According to the Rockefeller Foundation, economists predict that if CO2 emissions continue at the current rate, climate change will reduce overall global GDP by 25% by 2100. In the past 30 years approximately EUR 3,7 trillion worth of crops and livestock, equal to 5% of annual agriculture GDP, have been lost due to climate change. 

Investments that are changing the sector

Significant global investments in regenerative agriculture have been driven by these predictions. Notably, at the 28th UNFCCC Conference of the Parties (COP28), substantial progress was achieved as leaders from 150 countries committed to integrating food systems into national climate plans by 2025. These commitments are part of the Declaration on Sustainable Agriculture, Resilient Food Systems, and Climate Action. 

In response, the private sector has pledged to promote regenerative agriculture practices on 160 million hectares of land—an area three times the size of France—by 2030. To support these commitments, EUR 6,5 billion has been allocated for climate and nature initiatives in food systems, with EUR 2 billion specifically designated for regenerative agriculture projects. 

But what does regenerative agriculture entail? Although there is no universal definition, there is a general consensus that regenerative agriculture is a farming practice grounded in principles aimed at preserving nature and combating climate change. These principles include minimal soil disturbance, applying compost or compost tea, maintaining permanent soil cover, establishing follow-up crops, grazing, and using hand tools or smaller machinery. 

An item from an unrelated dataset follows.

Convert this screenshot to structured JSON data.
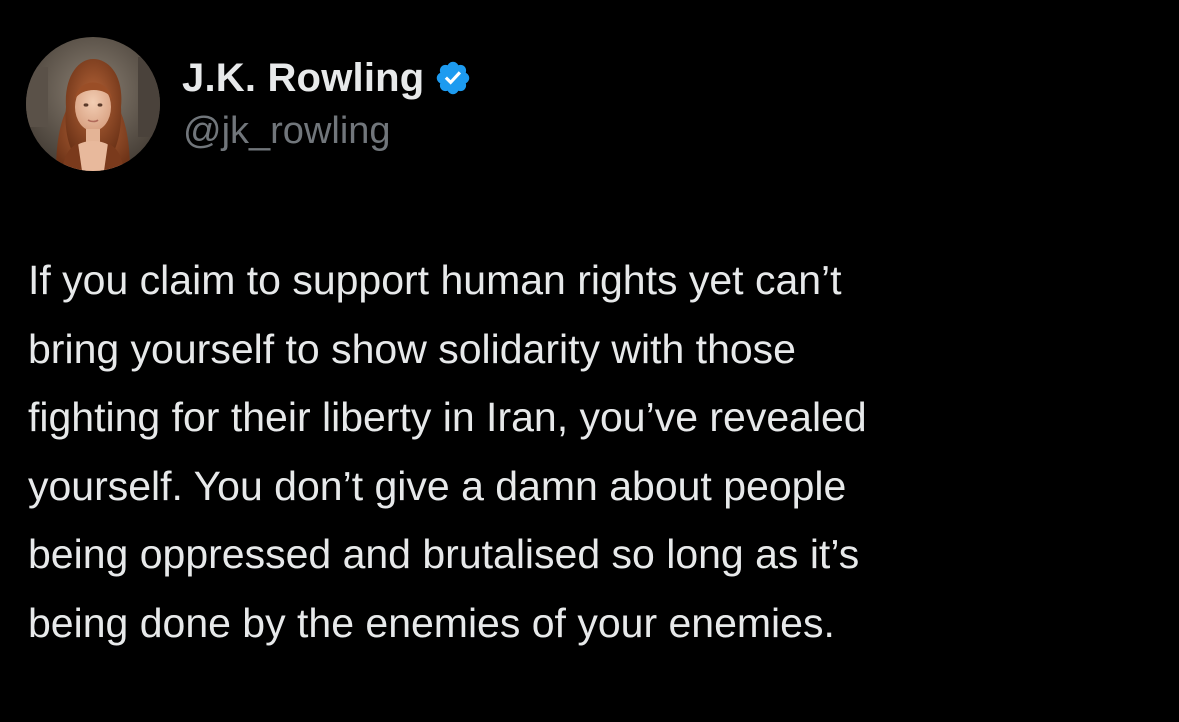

regenerative agriculture contributes to soil health, improves water quality, and protects biodiversity

Danish agrifood companies are taking part in the transition

Regenerative agriculture contributes to soil health, improves water quality, and protects biodiversity. However, making regenerative agriculture financially viable for agrifood companies remains a challenge. One company offering a solution is the Danish start-up Agreena, that is developing tools to monitor carbon sequestration and issue credits, thereby making regenerative agriculture more economically feasible. 

DLG Group, Denmark’s largest supplier of crops to the food industry, is working to mature the market for regeneratively grown crops. They have initiated agreements with farmers to cultivate barley using regenerative principles and are inviting industry stakeholders to discuss accelerating this development. 

Carlsberg is also striving to incorporate more regenerative agriculture into their practices, with ambitious goals to source all their materials from regenerative agriculture by 2040. Similarly, Arla has multiple pilot farms in Denmark, the UK, Sweden, Germany, and the Netherlands, testing and documenting the impact of regenerative dairy production. 

Regenerative agriculture practices are beginning to be implemented, and while the challenge is not yet solved, these initial initiatives serve as solid building blocks for a more sustainable agriculture and food sector.